Prime Minister Justin Trudeau: (29:19)
There will be adjustments, but reopening national parks for example, on June 1st, means that we know that you can’t prevent Canadians from going outside when the weather is nice, you just have to help them do it safely. Continue to impress upon them the need for physical distancing, recognize that certain areas are more vulnerable than others and will need to remain closed, but create opportunities for Canadians’ wellbeing, for their mental health, while at the same time protecting their physical health.

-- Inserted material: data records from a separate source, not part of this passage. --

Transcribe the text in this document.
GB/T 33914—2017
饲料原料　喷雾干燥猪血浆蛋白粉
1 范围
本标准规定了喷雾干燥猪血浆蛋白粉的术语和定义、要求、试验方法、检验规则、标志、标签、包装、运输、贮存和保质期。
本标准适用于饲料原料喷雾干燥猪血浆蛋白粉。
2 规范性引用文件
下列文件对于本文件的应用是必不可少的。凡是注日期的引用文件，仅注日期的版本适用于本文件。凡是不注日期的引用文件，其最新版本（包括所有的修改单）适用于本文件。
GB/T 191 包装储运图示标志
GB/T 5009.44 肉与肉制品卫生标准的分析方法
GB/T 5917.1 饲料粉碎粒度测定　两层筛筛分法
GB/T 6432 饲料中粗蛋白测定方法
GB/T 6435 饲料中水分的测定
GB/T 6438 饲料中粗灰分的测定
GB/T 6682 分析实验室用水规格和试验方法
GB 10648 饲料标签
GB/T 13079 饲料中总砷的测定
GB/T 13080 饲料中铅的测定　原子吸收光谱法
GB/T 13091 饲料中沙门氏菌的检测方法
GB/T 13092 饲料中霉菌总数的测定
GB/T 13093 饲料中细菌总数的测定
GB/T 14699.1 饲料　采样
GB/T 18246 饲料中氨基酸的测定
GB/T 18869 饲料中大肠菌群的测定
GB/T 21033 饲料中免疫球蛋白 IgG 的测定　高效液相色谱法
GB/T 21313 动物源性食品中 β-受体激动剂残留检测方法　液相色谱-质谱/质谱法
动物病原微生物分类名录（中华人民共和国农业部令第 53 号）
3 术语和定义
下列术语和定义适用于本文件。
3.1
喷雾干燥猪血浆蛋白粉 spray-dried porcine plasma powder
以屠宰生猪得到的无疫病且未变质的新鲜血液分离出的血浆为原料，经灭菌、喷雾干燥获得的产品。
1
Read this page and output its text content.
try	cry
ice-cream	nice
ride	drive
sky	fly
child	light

Getting that balance right is something we’re doing in the short term, but obviously there’ll be plenty of reflections over the coming months and indeed years about how we make sure that Canadians and people around the world are kept safe from this pandemic or from potential next pandemics.
Speaker 10: (30:11)
Tom Parry: (31:38)
And you’ve announced support for First Nations in their fight against COVID-19 today. I’d like to ask you about something that happened on Sunday in Saskatchewan. A First Nation there says that the RCMP interrupted an important ceremony over concerns about physical distancing. Premier Scott Moe says there can be no exceptions to the province’s rules about public gatherings. What do you say?
Prime Minister Justin Trudeau: (31:57)
I think indigenous community leadership knows that we need to be keeping people safe and we should be able to work with them to develop ways of continuing with important customs and practices for them in a way that abides by health recommendations. I think that’s something for the leadership of the community to take on and we of course will be happy to work with them.